Thursday, September 4, 2014

Offer Your Flawed Self Deeply to the World

I came across this today...one of my favorites by the brilliant, Mary Oliver.

Wild Geese

You do not have to be good.
You do not have to walk on your knees
for a hundred miles through the desert repenting.
You only have to let the soft animal of your body
love what it loves.
Tell me about despair, yours, and I will tell you mine.
Meanwhile the world goes on.
Meanwhile the sun and the clear pebbles of the rain
are moving across the landscapes,
over the prairies and the deep trees,
the mountains and the rivers.
Meanwhile the wild geese, high in the clean blue air,
are heading home again.
Whoever you are, no matter how lonely,
the world offers itself to your imagination,
calls to you like the wild geese, harsh and exciting -
over and over announcing your place
in the family of things.


And it reminded me that I spend far too much time caring about what others and in general, the world thinks of me.

As I get older and what I'd like to think is a bit wiser, I'm mindful of the connections and relationships I have that matter.

I can easily tell you the ones that are the most nutritive and fill me with a sense of love and gratitude and certainly, those that are surface and not nearly as transparent.

As a person who loves walking into a room and connecting with as many people as I can, I find that I'm shifting, gravitating toward fewer, deeper, more satisfying relationships.

I'm much more interested in knowing you...really knowing you, than just making you up in my head because we don't talk about the things that matter.

And, if we can't find our way toward the things that matter, than well, we probably don't have much in the way of sustenance.

I am refreshed and grateful when people are willing to share their war wounds, their fears, their pipe dreams.  It gives me license to launch into my own and somewhere in that crazy mix, we blend and find ourselves in the 'other.'  And that is extraordinarily powerful.

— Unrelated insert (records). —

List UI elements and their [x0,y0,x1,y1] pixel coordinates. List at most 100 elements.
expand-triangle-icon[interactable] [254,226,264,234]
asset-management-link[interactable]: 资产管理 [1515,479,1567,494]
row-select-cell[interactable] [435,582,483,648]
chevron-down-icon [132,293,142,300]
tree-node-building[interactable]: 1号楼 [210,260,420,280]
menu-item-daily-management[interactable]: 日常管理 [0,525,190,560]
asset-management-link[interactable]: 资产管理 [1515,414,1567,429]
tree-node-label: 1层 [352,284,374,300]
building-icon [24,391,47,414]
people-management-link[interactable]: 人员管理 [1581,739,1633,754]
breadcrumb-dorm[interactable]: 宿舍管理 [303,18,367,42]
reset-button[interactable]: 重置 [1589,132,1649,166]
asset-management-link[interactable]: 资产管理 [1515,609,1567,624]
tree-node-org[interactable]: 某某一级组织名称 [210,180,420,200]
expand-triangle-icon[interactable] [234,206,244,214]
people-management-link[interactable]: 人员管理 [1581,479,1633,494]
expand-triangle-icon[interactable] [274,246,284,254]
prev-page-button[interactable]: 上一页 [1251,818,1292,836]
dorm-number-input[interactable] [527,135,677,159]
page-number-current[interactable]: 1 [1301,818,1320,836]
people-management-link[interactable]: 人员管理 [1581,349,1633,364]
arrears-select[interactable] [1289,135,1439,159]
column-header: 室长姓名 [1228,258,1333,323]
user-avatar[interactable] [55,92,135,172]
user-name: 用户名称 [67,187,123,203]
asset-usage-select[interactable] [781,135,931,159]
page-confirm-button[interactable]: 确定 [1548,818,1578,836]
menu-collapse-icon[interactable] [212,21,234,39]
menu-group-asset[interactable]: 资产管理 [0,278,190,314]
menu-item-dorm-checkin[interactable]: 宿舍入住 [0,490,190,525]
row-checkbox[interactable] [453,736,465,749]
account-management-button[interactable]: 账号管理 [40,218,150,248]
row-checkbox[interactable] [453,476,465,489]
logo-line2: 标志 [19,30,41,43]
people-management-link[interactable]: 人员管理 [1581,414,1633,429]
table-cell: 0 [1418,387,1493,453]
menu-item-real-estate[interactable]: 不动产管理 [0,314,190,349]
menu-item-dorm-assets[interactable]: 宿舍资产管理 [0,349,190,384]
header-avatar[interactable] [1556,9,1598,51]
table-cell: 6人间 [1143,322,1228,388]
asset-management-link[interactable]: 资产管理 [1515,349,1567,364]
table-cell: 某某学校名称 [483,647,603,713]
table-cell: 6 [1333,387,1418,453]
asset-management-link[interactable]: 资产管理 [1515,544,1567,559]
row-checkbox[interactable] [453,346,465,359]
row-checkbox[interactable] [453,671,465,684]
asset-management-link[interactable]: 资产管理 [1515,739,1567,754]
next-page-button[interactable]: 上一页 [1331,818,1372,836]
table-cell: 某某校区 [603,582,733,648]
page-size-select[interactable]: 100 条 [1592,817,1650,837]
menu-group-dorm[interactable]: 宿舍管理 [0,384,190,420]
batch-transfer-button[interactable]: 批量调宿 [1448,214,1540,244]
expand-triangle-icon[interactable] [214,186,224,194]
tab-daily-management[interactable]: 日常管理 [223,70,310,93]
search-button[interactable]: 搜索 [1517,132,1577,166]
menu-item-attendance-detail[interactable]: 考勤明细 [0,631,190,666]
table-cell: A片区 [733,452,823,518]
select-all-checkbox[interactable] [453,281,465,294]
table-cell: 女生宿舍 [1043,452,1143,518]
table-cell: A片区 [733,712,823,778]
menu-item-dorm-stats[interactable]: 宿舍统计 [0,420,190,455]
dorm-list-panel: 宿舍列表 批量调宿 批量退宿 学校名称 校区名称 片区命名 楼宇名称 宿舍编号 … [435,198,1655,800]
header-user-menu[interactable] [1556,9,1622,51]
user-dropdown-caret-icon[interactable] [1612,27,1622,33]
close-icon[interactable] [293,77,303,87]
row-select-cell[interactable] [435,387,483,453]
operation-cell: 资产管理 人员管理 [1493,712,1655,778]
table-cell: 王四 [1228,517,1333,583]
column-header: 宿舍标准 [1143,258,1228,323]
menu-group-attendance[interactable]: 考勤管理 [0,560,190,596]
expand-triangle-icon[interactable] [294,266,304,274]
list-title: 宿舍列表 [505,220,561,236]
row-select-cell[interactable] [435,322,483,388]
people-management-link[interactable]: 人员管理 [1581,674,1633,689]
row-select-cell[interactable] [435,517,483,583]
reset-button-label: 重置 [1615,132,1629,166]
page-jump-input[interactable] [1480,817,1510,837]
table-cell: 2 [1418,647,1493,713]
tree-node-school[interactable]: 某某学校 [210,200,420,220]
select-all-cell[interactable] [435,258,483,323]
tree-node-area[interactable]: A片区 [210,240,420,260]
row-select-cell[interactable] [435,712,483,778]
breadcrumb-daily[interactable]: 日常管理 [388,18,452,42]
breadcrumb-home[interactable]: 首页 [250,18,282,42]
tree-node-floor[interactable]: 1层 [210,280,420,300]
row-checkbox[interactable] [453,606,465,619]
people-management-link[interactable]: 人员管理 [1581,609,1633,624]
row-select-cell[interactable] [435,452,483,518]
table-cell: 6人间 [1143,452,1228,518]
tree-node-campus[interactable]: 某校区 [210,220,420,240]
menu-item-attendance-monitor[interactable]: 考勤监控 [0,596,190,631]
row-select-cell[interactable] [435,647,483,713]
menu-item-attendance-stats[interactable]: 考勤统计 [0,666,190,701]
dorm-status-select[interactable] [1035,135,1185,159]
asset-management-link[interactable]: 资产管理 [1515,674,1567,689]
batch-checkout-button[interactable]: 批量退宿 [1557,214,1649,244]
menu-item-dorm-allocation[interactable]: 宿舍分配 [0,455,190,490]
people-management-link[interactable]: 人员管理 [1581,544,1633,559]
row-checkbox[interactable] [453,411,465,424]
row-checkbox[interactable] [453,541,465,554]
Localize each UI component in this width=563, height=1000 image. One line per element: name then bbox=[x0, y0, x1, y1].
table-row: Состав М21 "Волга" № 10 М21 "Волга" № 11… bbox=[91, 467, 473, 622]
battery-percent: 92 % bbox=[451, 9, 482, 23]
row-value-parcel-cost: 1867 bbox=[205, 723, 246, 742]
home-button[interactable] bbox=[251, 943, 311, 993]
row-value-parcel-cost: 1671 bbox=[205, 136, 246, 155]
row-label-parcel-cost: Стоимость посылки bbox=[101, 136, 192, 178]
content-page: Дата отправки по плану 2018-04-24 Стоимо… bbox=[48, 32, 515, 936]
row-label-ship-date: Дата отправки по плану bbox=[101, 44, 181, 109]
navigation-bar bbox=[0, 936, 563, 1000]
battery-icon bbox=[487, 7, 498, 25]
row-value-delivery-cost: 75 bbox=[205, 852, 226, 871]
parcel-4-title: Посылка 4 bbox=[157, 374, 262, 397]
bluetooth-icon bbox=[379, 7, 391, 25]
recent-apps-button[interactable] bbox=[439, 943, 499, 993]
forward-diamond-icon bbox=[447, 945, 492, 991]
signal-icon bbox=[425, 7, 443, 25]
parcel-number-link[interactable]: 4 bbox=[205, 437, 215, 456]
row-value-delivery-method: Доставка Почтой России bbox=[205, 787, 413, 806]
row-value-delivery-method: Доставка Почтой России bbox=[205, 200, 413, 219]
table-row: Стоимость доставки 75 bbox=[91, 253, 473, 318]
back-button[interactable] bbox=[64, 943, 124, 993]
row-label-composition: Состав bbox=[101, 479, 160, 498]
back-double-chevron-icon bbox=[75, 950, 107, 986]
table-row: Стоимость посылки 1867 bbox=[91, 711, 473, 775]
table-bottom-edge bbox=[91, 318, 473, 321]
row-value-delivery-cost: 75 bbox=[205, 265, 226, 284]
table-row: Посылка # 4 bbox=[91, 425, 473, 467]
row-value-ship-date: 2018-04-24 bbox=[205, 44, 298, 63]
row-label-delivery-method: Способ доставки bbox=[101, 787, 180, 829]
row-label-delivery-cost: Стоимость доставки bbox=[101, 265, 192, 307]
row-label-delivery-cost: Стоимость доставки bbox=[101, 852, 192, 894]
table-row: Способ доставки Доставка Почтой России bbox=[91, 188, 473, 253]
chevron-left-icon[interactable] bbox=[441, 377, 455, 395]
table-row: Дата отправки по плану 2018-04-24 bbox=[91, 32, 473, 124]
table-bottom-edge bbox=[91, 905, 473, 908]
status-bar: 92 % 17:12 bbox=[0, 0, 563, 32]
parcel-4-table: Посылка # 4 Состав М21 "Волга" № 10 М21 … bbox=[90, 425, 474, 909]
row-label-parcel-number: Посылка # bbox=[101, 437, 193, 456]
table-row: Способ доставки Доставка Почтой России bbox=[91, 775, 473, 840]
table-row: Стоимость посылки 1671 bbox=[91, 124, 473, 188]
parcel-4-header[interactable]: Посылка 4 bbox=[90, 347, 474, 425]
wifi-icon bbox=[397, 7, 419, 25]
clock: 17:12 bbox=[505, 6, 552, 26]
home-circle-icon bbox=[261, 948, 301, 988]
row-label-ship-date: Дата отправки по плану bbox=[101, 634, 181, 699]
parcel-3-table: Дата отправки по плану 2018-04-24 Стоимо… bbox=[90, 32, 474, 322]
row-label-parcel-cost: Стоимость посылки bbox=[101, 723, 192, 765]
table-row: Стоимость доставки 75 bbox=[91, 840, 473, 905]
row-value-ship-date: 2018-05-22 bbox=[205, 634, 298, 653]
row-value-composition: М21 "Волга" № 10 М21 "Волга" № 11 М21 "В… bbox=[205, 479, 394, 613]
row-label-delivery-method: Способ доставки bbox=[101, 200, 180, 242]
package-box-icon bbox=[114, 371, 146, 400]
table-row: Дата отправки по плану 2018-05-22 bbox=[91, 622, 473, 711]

After school today, I told my children that it's not your responsibility to be the 'deepest' of friends with all of the people in your class.  You should strive to be kind and compassionate.  But those few that you know in your heart are your 'people'...well, they should be taken care of...you share parts of yourself and they in turn do the same and before you know it...they're a part of your family...an extension of you.  And, that's a beautiful thing.